Türkiye’de otoriter bir rejim var. Bu rejim, akademiye ciddi saldırılarda bulunuyor. Öğrenci gençlik mücadelesi ve üniversiteler baskı altına alınıyor. Emek alanındaki saldırılar nedeniyle büyük bir beyin göçü yaşanıyor ve bu durum tüm ülkeyi etkiliyor. Akademiye yönelik saldırılar, barış bildirisi imzalayan akademisyenlerle başladı. Kanun hükmünde kararnamelerle ilk hedef akademi oldu. Bugün üniversiteler rektörlerini bile seçemiyor. AKP, YÖK’ü kaldıracağız dedi ama daha baskıcı bir yapıyı sürdürdü. Erdoğan’ın ‘Neden ilk 500’de değiliz?’ sorusu boşuna soruluyor çünkü bilim özgür değil.
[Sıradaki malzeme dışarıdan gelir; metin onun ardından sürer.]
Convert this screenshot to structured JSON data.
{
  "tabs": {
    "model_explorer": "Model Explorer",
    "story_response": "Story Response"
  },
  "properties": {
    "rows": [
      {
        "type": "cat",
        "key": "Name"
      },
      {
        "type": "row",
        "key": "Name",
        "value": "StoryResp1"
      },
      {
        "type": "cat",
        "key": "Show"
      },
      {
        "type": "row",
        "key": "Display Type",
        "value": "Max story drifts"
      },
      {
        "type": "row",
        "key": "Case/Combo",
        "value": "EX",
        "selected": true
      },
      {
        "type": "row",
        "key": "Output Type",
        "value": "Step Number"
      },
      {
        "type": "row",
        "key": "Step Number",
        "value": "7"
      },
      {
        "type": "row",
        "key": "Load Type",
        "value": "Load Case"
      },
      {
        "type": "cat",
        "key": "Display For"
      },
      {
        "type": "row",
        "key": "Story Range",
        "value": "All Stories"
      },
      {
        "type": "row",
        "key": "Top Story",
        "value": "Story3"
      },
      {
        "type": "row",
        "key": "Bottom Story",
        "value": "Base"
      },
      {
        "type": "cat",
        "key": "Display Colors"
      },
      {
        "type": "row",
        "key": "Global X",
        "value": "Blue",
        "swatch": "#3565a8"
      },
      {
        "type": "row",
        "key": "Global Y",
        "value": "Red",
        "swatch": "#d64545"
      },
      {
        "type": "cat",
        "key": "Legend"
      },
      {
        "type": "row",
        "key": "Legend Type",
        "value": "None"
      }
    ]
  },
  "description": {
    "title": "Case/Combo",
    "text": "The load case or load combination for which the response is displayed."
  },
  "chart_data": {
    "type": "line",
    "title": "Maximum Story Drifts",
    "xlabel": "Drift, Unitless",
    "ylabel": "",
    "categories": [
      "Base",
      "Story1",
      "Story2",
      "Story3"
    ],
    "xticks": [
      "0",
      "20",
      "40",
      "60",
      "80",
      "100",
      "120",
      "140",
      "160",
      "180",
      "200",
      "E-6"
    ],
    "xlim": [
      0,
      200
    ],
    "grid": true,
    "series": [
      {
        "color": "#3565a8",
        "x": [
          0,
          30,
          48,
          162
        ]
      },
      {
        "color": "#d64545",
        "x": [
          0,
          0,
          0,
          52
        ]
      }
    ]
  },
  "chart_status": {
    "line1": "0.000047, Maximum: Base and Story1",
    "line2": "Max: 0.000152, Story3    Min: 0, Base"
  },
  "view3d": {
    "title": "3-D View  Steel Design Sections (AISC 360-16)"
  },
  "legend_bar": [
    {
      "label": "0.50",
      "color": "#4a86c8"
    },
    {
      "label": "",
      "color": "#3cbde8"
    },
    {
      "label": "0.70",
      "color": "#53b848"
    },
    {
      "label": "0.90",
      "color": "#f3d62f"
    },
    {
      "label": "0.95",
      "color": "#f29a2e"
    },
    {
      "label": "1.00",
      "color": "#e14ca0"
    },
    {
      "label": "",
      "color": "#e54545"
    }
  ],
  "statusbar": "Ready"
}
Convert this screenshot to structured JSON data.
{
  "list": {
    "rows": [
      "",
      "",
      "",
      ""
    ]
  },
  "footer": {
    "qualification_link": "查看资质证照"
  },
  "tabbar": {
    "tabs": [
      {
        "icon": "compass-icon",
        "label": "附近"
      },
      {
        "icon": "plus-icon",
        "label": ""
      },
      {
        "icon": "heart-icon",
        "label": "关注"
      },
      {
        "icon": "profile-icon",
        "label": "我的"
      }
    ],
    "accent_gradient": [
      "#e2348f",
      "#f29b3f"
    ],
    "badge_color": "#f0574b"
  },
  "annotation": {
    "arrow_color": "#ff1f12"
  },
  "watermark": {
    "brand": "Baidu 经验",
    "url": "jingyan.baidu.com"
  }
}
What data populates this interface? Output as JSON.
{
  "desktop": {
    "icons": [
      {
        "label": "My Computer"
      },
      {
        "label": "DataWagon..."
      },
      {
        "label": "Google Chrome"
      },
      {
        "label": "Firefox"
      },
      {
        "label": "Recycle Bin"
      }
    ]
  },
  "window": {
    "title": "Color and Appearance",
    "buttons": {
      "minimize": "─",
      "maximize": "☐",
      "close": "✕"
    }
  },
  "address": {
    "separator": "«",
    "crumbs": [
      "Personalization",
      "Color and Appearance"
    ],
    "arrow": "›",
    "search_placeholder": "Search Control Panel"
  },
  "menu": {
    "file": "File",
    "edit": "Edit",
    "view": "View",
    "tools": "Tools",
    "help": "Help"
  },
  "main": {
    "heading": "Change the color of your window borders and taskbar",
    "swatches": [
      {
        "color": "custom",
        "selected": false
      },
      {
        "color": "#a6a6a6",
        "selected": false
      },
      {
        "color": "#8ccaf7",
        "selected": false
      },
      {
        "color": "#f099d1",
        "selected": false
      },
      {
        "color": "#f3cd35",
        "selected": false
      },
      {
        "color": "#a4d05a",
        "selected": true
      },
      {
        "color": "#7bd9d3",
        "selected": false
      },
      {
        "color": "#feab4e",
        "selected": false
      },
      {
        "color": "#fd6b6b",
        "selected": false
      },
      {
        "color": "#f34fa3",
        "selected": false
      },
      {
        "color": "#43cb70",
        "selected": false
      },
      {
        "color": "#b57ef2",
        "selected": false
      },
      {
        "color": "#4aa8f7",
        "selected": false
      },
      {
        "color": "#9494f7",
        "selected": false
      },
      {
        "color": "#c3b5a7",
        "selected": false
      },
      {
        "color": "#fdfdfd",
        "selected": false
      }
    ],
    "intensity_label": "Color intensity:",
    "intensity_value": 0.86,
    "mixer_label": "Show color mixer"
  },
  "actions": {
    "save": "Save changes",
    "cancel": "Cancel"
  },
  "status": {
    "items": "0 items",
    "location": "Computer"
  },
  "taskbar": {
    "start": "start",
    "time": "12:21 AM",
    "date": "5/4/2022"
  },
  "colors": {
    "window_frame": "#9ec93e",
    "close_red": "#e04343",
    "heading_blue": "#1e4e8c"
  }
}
Gençlik örgütlenmeli, bilimsel ve ana dilde eğitim için mücadele etmelidir. Faşizme karşı birleşik demokratik gençlik mücadelesi, Kürt halkı ve Türkiye’deki tüm ezilenler için hayati öneme sahiptir. Gençlik dinamiktir; örgütlendiğinde sonuç alınır. Gençliğin eylem ve bilinç hattı değişimi mümkün kılar. Sayın Abdullah Öcalan’ın çağrısında belirttiği gibi: ‘Herkes kendi öz örgütlenmesini kurmalı; bu yolla toplumu dönüştürmeli ve demokratikleştirmelidir."
Tülay Hatimoğulları’nın konuşmasının ardından etkinlik basına kapalı olarak devam etti.